Krisis air bersih di Blok Karang Malang bukan hal baru, namun intensitasnya tahun ini terasa lebih mencekam. Sumur-sumur warga mengering, dan sumber air terdekat pun mulai menyusut drastis. Melihat kondisi tersebut, Serka Sudono tidak tinggal diam. Ia berkoordinasi cepat dengan BPBD dan pemerintah desa untuk memastikan bantuan logistik vital ini sampai tepat sasaran. Kehadiran dua tangki berkapasitas 5.000 liter masing-masing menjadi oase di tengah dahaga warga.
"Air adalah hak dasar. Kami tidak akan biarkan warga kami menderita karena kekurangan air minum dan air untuk mandi," tegas Serka Sudono sambil membantu warga menuangkan air ke dalam jerigen-jerigen. Ia memastikan proses antrian berjalan tertib, memprioritaskan lansia dan ibu-ibu yang membawa anak kecil, serta mencegah terjadinya gesekan akibat berebutan air.
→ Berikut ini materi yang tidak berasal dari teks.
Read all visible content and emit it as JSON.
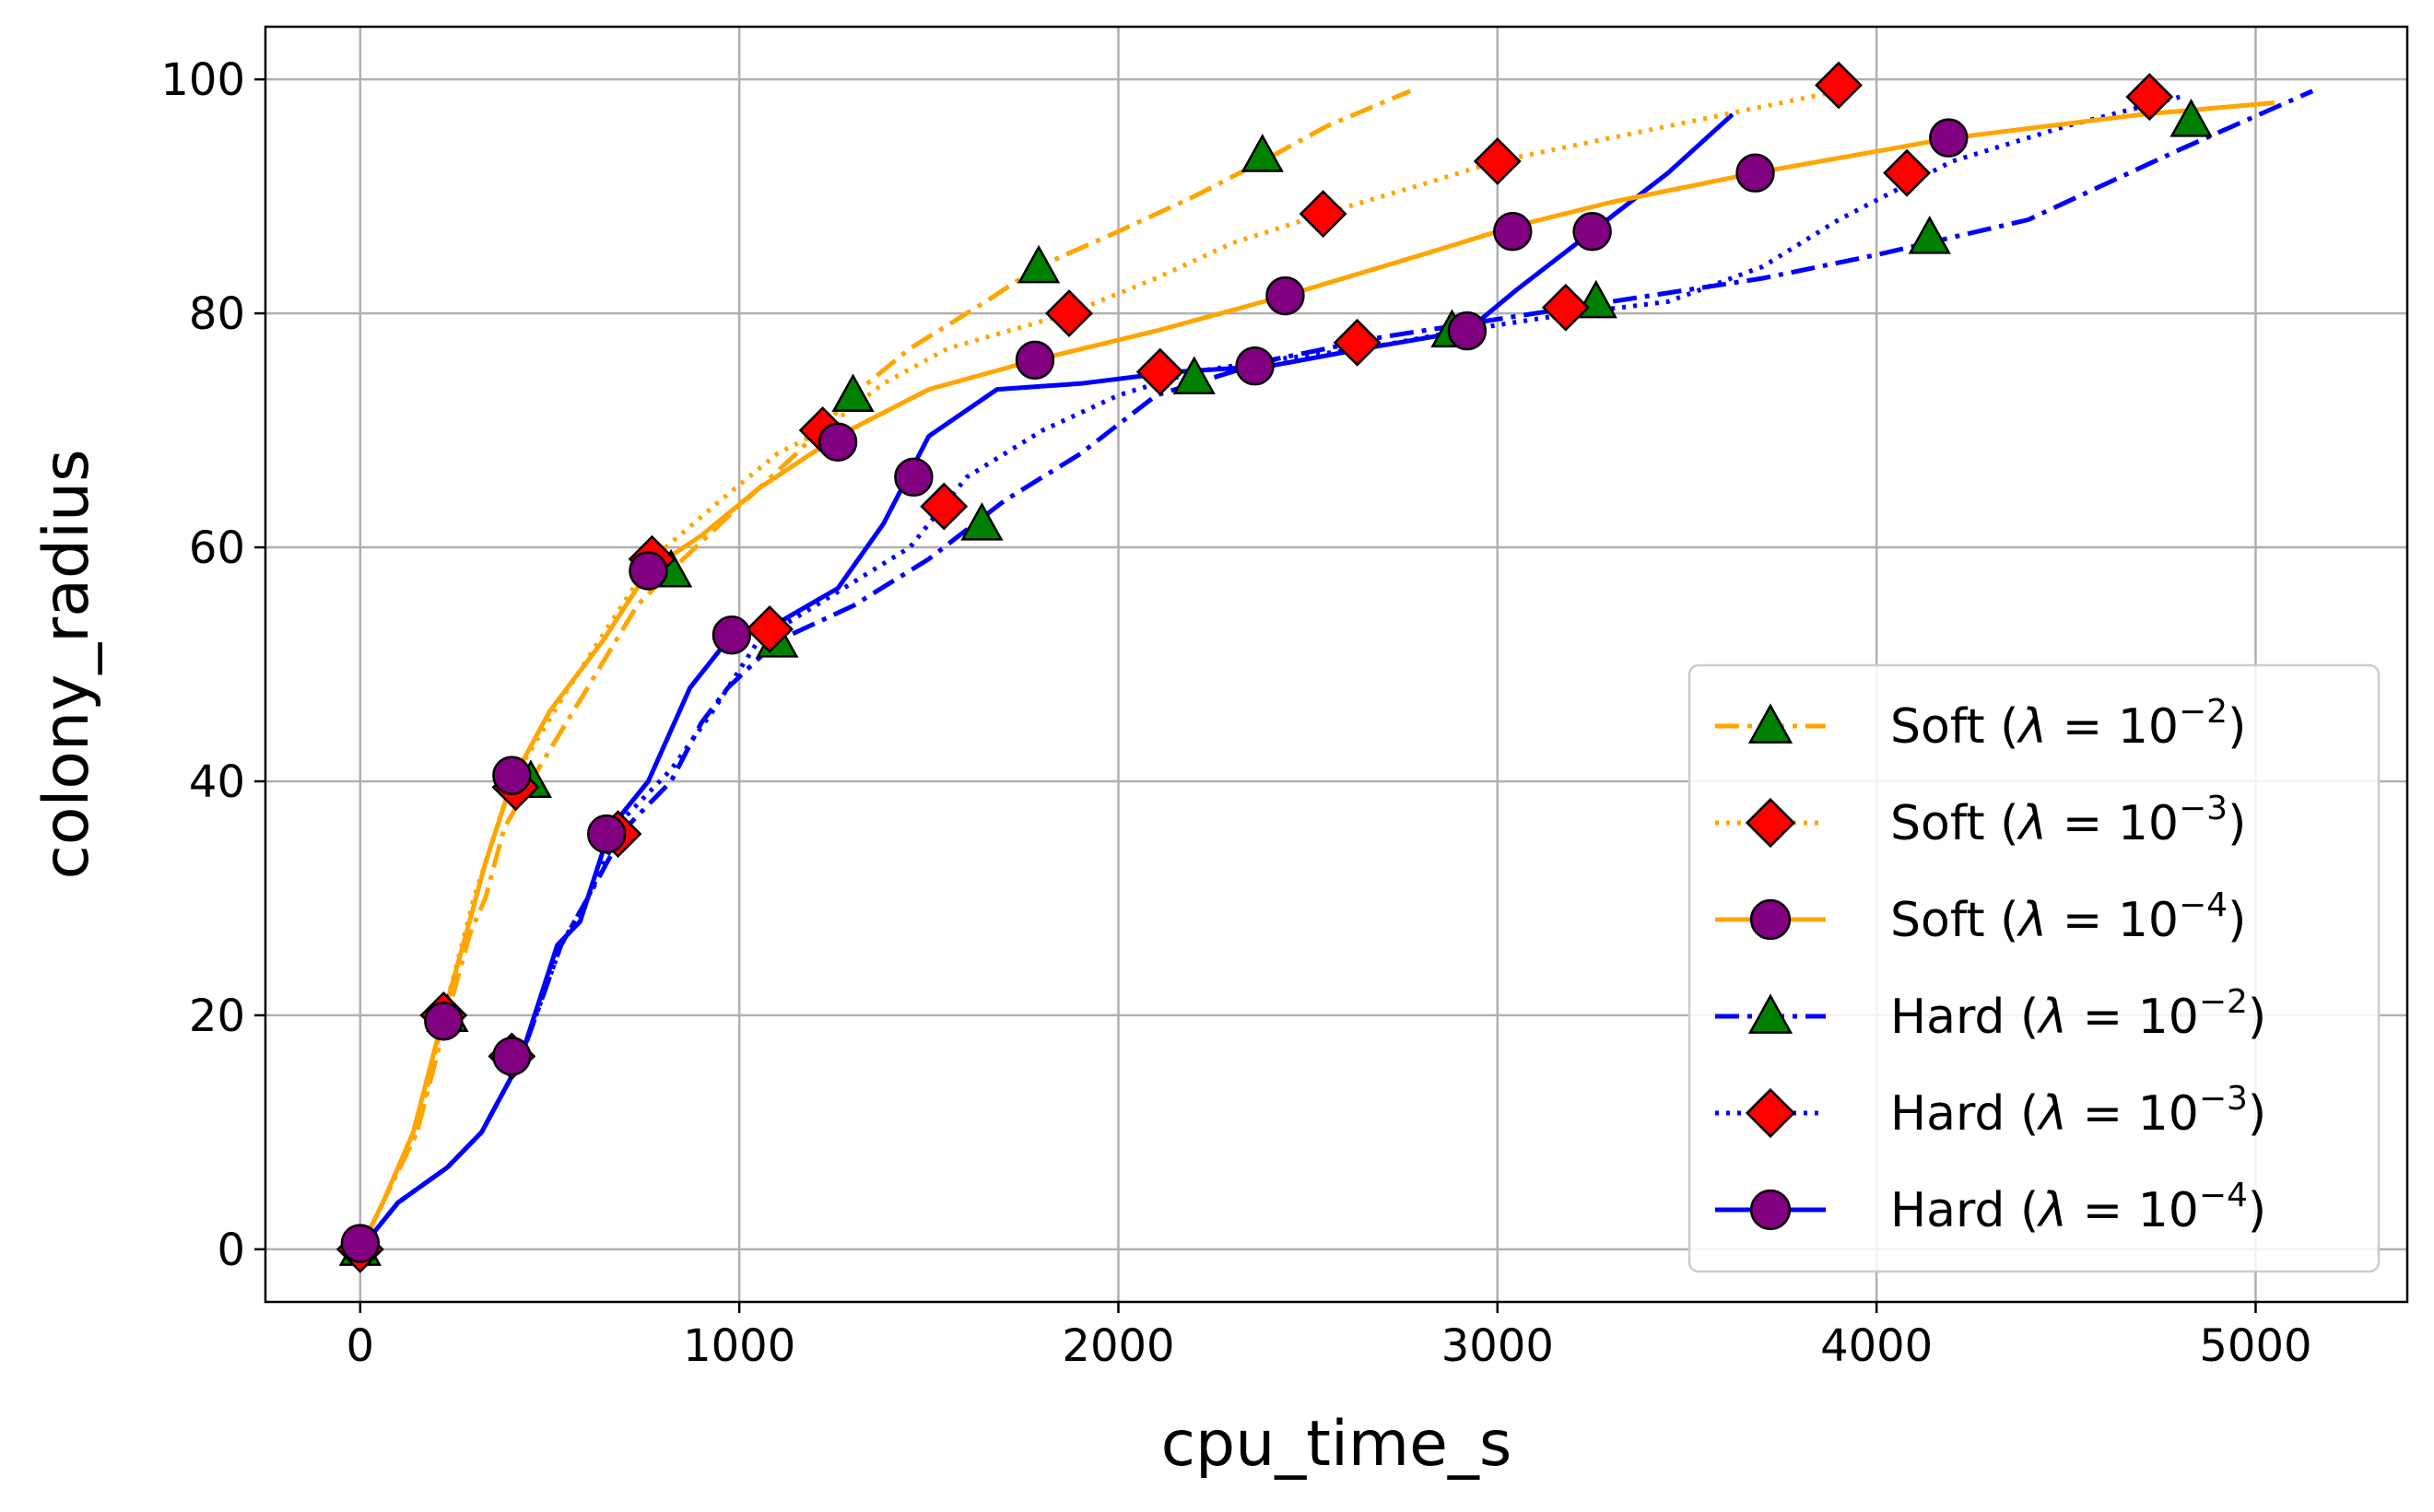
{
  "chart_data": {
    "type": "line",
    "xlabel": "cpu_time_s",
    "ylabel": "colony_radius",
    "xlim": [
      -250,
      5400
    ],
    "ylim": [
      -4.5,
      104.5
    ],
    "xticks": [
      0,
      1000,
      2000,
      3000,
      4000,
      5000
    ],
    "yticks": [
      0,
      20,
      40,
      60,
      80,
      100
    ],
    "grid": true,
    "legend_position": "bottom-right",
    "series": [
      {
        "name": "Soft (λ = 10⁻²)",
        "legend_main": "Soft (",
        "legend_sup": "−2",
        "color": "#ffa500",
        "dash": "dashdot",
        "marker": "triangle",
        "marker_color": "#008000",
        "x": [
          0,
          60,
          150,
          230,
          290,
          330,
          380,
          450,
          600,
          730,
          820,
          950,
          1150,
          1300,
          1450,
          1650,
          1790,
          2000,
          2200,
          2380,
          2550,
          2770
        ],
        "y": [
          0,
          4,
          10,
          20,
          27,
          30,
          36,
          40,
          48,
          55,
          58,
          62,
          68,
          73,
          77,
          81,
          84,
          87,
          90,
          93,
          96,
          99
        ],
        "markers_x": [
          0,
          230,
          450,
          820,
          1100,
          1300,
          1640,
          1790,
          2200,
          2380,
          2880,
          3260,
          4140,
          4830
        ],
        "markers_y": [
          0,
          20,
          40,
          58,
          52,
          73,
          62,
          84,
          74.5,
          93.5,
          78.5,
          81,
          86.5,
          96.5
        ]
      },
      {
        "name": "Soft (λ = 10⁻³)",
        "legend_main": "Soft (",
        "legend_sup": "−3",
        "color": "#ffa500",
        "dash": "dotted",
        "marker": "diamond",
        "marker_color": "#ff0000",
        "x": [
          0,
          60,
          150,
          220,
          300,
          400,
          550,
          770,
          950,
          1100,
          1220,
          1380,
          1550,
          1870,
          2100,
          2300,
          2540,
          2800,
          3000,
          3300,
          3600,
          3900
        ],
        "y": [
          0,
          4,
          10,
          20,
          30,
          40,
          48,
          59,
          64,
          68,
          70,
          74,
          77,
          80,
          83,
          86,
          88.5,
          91,
          93,
          95,
          97,
          99
        ],
        "markers_x": [
          0,
          220,
          400,
          410,
          680,
          770,
          1080,
          1220,
          1540,
          1870,
          2110,
          2540,
          2630,
          3000,
          3180,
          3900,
          4080,
          4720
        ],
        "markers_y": [
          0,
          20,
          16.5,
          39.5,
          35.5,
          59,
          53,
          70,
          63.5,
          80,
          75,
          88.5,
          77.5,
          93,
          80.5,
          99.5,
          92,
          98.5
        ]
      },
      {
        "name": "Soft (λ = 10⁻⁴)",
        "legend_main": "Soft (",
        "legend_sup": "−4",
        "color": "#ffa500",
        "dash": "solid",
        "marker": "circle",
        "marker_color": "#800080",
        "x": [
          0,
          60,
          140,
          220,
          280,
          330,
          400,
          500,
          640,
          760,
          900,
          1050,
          1260,
          1500,
          1780,
          2100,
          2440,
          2800,
          3050,
          3300,
          3680,
          4200,
          4700,
          5050
        ],
        "y": [
          0,
          4,
          10,
          20,
          27,
          33,
          40,
          46,
          52,
          58,
          61,
          65,
          69.5,
          73.5,
          76,
          78.5,
          81.5,
          85,
          87.5,
          89.5,
          92,
          95,
          97,
          98
        ],
        "markers_x": [
          0,
          220,
          400,
          400,
          650,
          760,
          980,
          1260,
          1460,
          1780,
          2360,
          2440,
          2920,
          3040,
          3250,
          3680,
          4190
        ],
        "markers_y": [
          0.5,
          19.5,
          16.5,
          40.5,
          35.5,
          58,
          52.5,
          69,
          66,
          76,
          75.5,
          81.5,
          78.5,
          87,
          87,
          92,
          95
        ]
      },
      {
        "name": "Hard (λ = 10⁻²)",
        "legend_main": "Hard (",
        "legend_sup": "−2",
        "color": "#0000ff",
        "dash": "dashdot",
        "marker": "triangle",
        "marker_color": "#008000",
        "x": [
          0,
          100,
          230,
          320,
          420,
          530,
          600,
          700,
          820,
          900,
          970,
          1100,
          1300,
          1500,
          1700,
          1900,
          2100,
          2400,
          2700,
          2900,
          3200,
          3500,
          3700,
          4000,
          4400,
          4800,
          5150
        ],
        "y": [
          0,
          4,
          7,
          10,
          16,
          26,
          30,
          36,
          40,
          45,
          48,
          52,
          55,
          59,
          64,
          68,
          73,
          76,
          78,
          79,
          80.5,
          82,
          83,
          85,
          88,
          94,
          99
        ],
        "markers_x": [],
        "markers_y": []
      },
      {
        "name": "Hard (λ = 10⁻³)",
        "legend_main": "Hard (",
        "legend_sup": "−3",
        "color": "#0000ff",
        "dash": "dotted",
        "marker": "diamond",
        "marker_color": "#ff0000",
        "x": [
          0,
          100,
          230,
          320,
          420,
          530,
          600,
          700,
          820,
          930,
          1050,
          1250,
          1450,
          1600,
          1800,
          2000,
          2200,
          2400,
          2650,
          2900,
          3200,
          3450,
          3700,
          3900,
          4200,
          4500,
          4800
        ],
        "y": [
          0,
          4,
          7,
          10,
          16,
          26,
          30,
          37,
          41,
          46,
          52,
          56,
          60,
          66,
          70,
          73,
          75,
          76,
          77,
          78.5,
          80,
          81,
          84,
          88,
          93,
          96,
          98.5
        ],
        "markers_x": [],
        "markers_y": []
      },
      {
        "name": "Hard (λ = 10⁻⁴)",
        "legend_main": "Hard (",
        "legend_sup": "−4",
        "color": "#0000ff",
        "dash": "solid",
        "marker": "circle",
        "marker_color": "#800080",
        "x": [
          0,
          100,
          230,
          320,
          420,
          520,
          580,
          660,
          760,
          870,
          980,
          1100,
          1260,
          1380,
          1500,
          1680,
          1900,
          2150,
          2400,
          2650,
          2920,
          3050,
          3250,
          3450,
          3620
        ],
        "y": [
          0,
          4,
          7,
          10,
          16,
          26,
          28,
          36,
          40,
          48,
          52.5,
          53.5,
          56.5,
          62,
          69.5,
          73.5,
          74,
          75,
          75.5,
          77,
          78.5,
          82,
          87,
          92,
          97
        ],
        "markers_x": [],
        "markers_y": []
      }
    ]
  }
}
Bapak Asep (45), salah satu warga RT 015, mengaku sangat bersyukur atas bantuan tersebut. "Sudah seminggu ini kami harus jalan jauh buat ambil air. Alhamdulillah hari ini ada bantuan dari BPBD dan Pak Babinsa. Ini benar-benar penyelamat bagi kami," ujarnya sambil memeluk jerigen penuh air.
Perangkat Desa Tanjakan juga turut aktif dalam pendampingan distribusi. Mereka membantu mencatat nama penerima dan memastikan setiap kepala keluarga mendapatkan jatah yang adil. Sinergitas antara TNI, BPBD, dan Pemerintah Desa ini menunjukkan kekuatan kolaborasi dalam menghadapi bencana alam skala lokal.
Selama kegiatan distribusi berlangsung dari pukul 10.00 hingga 12.10 WIB, situasi terpantau sangat tertib dan aman. Tidak ada kerusuhan atau keluhan berarti. Serka Sudono terus memantau situasi hingga tangki terakhir kosong, memastikan tidak ada warga yang pulang dengan tangan hampa.
Kegiatan ini menjadi bukti nyata peran Babinsa sebagai pelindung dan pelayan masyarakat di masa krisis. Dengan respons cepat dan koordinasi yang solid, dampak negatif kemarau panjang di Desa Tanjakan dapat diminimalisir. Warga Blok Karang Malang pun berharap hujan segera turun untuk mengakhiri musim kering ini, namun hingga saat itu tiba, kehadiran Serka Sudono dan dukungan BPBD menjadi sandaran utama mereka. Sebuah aksi kemanusiaan yang sederhana namun dampaknya begitu besar bagi kelangsungan hidup warga Indramayu.